Hi, i want to record in MTR without rythm, no drums at all, i haven't found it.


----------



## Descent (Jul 7, 2020)

I have a Boss Micro Br, the one before yours.
4 tracks, 1 condenser mic:
https://www.boss.info/us/products/micro_br/

it works great for what it is.

I can't seem to program drums on it to save my life. Did try at some point but once I reboot I lose the tempo and it doesn't sync unless I chain it as a song or something.

I use it mainly as idea creation, rehearsal recording, practice tool. Used the slow down on it to learn some music for a band I was auditioning, that works really good.
Most of the editing I do outside, but usually it starts me on a song and then I move it to the DAW. Great little unit, could've been a little easier on quite a few things, but it does what I want it to.


----------



## Dell (Sep 26, 2021)

bostjan said:


> Anyone else have one of these gadgets? (Micro BR-80?)

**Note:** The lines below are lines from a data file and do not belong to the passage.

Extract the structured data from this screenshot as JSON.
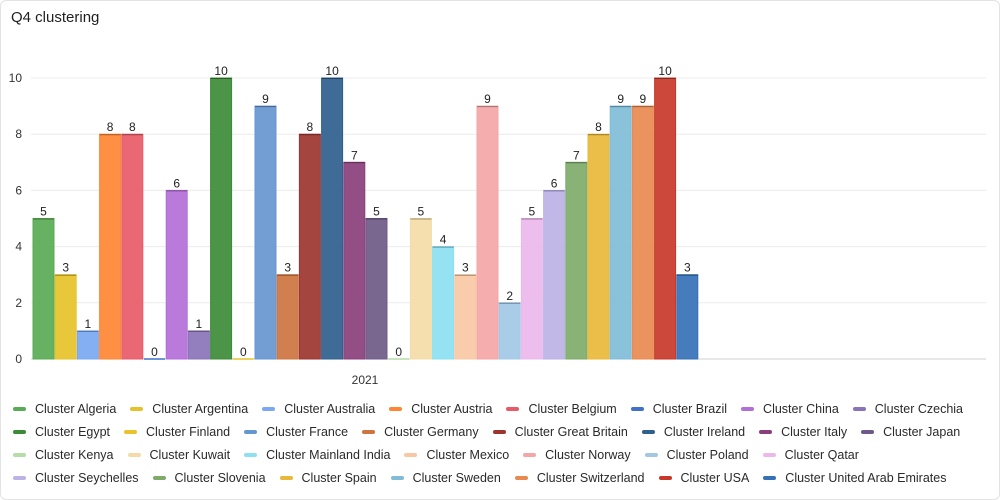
{
  "title": "Q4 clustering",
  "chart_data": {
    "type": "bar",
    "title": "Q4 clustering",
    "categories": [
      "2021"
    ],
    "xlabel": "",
    "ylabel": "",
    "ylim": [
      0,
      10
    ],
    "yticks": [
      0,
      2,
      4,
      6,
      8,
      10
    ],
    "grid": true,
    "legend_position": "bottom",
    "series": [
      {
        "name": "Cluster Algeria",
        "value": 5,
        "color": "#5aab55"
      },
      {
        "name": "Cluster Argentina",
        "value": 3,
        "color": "#e6c22a"
      },
      {
        "name": "Cluster Australia",
        "value": 1,
        "color": "#7aa8f2"
      },
      {
        "name": "Cluster Austria",
        "value": 8,
        "color": "#ff8533"
      },
      {
        "name": "Cluster Belgium",
        "value": 8,
        "color": "#e85a68"
      },
      {
        "name": "Cluster Brazil",
        "value": 0,
        "color": "#3f72c8"
      },
      {
        "name": "Cluster China",
        "value": 6,
        "color": "#b36fd8"
      },
      {
        "name": "Cluster Czechia",
        "value": 1,
        "color": "#8a73b8"
      },
      {
        "name": "Cluster Egypt",
        "value": 10,
        "color": "#3c8b38"
      },
      {
        "name": "Cluster Finland",
        "value": 0,
        "color": "#e8c32a"
      },
      {
        "name": "Cluster France",
        "value": 9,
        "color": "#6696d0"
      },
      {
        "name": "Cluster Germany",
        "value": 3,
        "color": "#cd7440"
      },
      {
        "name": "Cluster Great Britain",
        "value": 8,
        "color": "#9c3530"
      },
      {
        "name": "Cluster Ireland",
        "value": 10,
        "color": "#2f5f8e"
      },
      {
        "name": "Cluster Italy",
        "value": 7,
        "color": "#8a3f7c"
      },
      {
        "name": "Cluster Japan",
        "value": 5,
        "color": "#6e5a87"
      },
      {
        "name": "Cluster Kenya",
        "value": 0,
        "color": "#b6dca8"
      },
      {
        "name": "Cluster Kuwait",
        "value": 5,
        "color": "#f4dca8"
      },
      {
        "name": "Cluster Mainland India",
        "value": 4,
        "color": "#8ce0f2"
      },
      {
        "name": "Cluster Mexico",
        "value": 3,
        "color": "#f8c8a4"
      },
      {
        "name": "Cluster Norway",
        "value": 9,
        "color": "#f4a6a6"
      },
      {
        "name": "Cluster Poland",
        "value": 2,
        "color": "#a2c8e6"
      },
      {
        "name": "Cluster Qatar",
        "value": 5,
        "color": "#ecb8ec"
      },
      {
        "name": "Cluster Seychelles",
        "value": 6,
        "color": "#bcb2e6"
      },
      {
        "name": "Cluster Slovenia",
        "value": 7,
        "color": "#7eab6a"
      },
      {
        "name": "Cluster Spain",
        "value": 8,
        "color": "#e8b838"
      },
      {
        "name": "Cluster Sweden",
        "value": 9,
        "color": "#80bcd8"
      },
      {
        "name": "Cluster Switzerland",
        "value": 9,
        "color": "#e88a50"
      },
      {
        "name": "Cluster USA",
        "value": 10,
        "color": "#c8382a"
      },
      {
        "name": "Cluster United Arab Emirates",
        "value": 3,
        "color": "#3670b6"
      }
    ]
  }
}
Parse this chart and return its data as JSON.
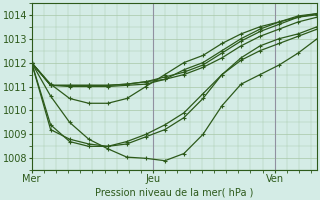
{
  "background_color": "#d4ece6",
  "plot_bg_color": "#d4ece6",
  "line_color": "#2d5a1b",
  "grid_color": "#a8c8a8",
  "vline_color": "#9090a0",
  "xlabel": "Pression niveau de la mer( hPa )",
  "xlabel_color": "#2d5a1b",
  "tick_color": "#2d5a1b",
  "ylim": [
    1007.5,
    1014.5
  ],
  "yticks": [
    1008,
    1009,
    1010,
    1011,
    1012,
    1013,
    1014
  ],
  "xtick_labels": [
    "Mer",
    "Jeu",
    "Ven"
  ],
  "xtick_positions": [
    0.0,
    1.0,
    2.0
  ],
  "vlines": [
    1.0,
    2.0
  ],
  "series": [
    [
      1012.0,
      1011.05,
      1011.05,
      1011.05,
      1011.05,
      1011.1,
      1011.2,
      1011.3,
      1011.5,
      1011.8,
      1012.2,
      1012.7,
      1013.1,
      1013.4,
      1013.7,
      1013.9
    ],
    [
      1012.0,
      1011.05,
      1011.05,
      1011.05,
      1011.05,
      1011.1,
      1011.2,
      1011.4,
      1011.6,
      1011.9,
      1012.4,
      1012.9,
      1013.3,
      1013.6,
      1013.9,
      1014.0
    ],
    [
      1012.0,
      1011.05,
      1011.0,
      1011.0,
      1011.0,
      1011.05,
      1011.1,
      1011.3,
      1011.7,
      1012.0,
      1012.5,
      1013.0,
      1013.4,
      1013.7,
      1013.95,
      1014.05
    ],
    [
      1012.0,
      1011.1,
      1010.5,
      1010.3,
      1010.3,
      1010.5,
      1011.0,
      1011.5,
      1012.0,
      1012.3,
      1012.8,
      1013.2,
      1013.5,
      1013.7,
      1013.9,
      1014.05
    ],
    [
      1012.0,
      1010.6,
      1009.5,
      1008.8,
      1008.4,
      1008.05,
      1008.0,
      1007.9,
      1008.2,
      1009.0,
      1010.2,
      1011.1,
      1011.5,
      1011.9,
      1012.4,
      1013.0
    ],
    [
      1012.0,
      1009.4,
      1008.7,
      1008.5,
      1008.5,
      1008.6,
      1008.9,
      1009.2,
      1009.7,
      1010.5,
      1011.5,
      1012.2,
      1012.7,
      1013.0,
      1013.2,
      1013.5
    ],
    [
      1012.0,
      1009.2,
      1008.8,
      1008.6,
      1008.5,
      1008.7,
      1009.0,
      1009.4,
      1009.9,
      1010.7,
      1011.5,
      1012.1,
      1012.5,
      1012.8,
      1013.1,
      1013.4
    ]
  ],
  "marker": "+",
  "marker_size": 3.5,
  "line_width": 0.9,
  "xlim": [
    0.0,
    2.35
  ],
  "n_points": 16,
  "x_start": 0.0,
  "x_end": 2.35
}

There is a fault with the BR-80- If you are recording guitar on say Track 3 and wish to record another take, then it switches to STEREO recording on tracks 2&3 for the next take, overwriting whatever you might have recorded on track 2. It can have disastrous consequences!


----------



## bostjan (Sep 27, 2021)

Dell said:


> There is a fault with the BR-80- If you are recording guitar on say Track 3 and wish to record another take, then it switches to STEREO recording on tracks 2&3 for the next take, overwriting whatever you might have recorded on track 2. It can have disastrous consequences!


Mine's never done that. Maybe your unit has an issue?


----------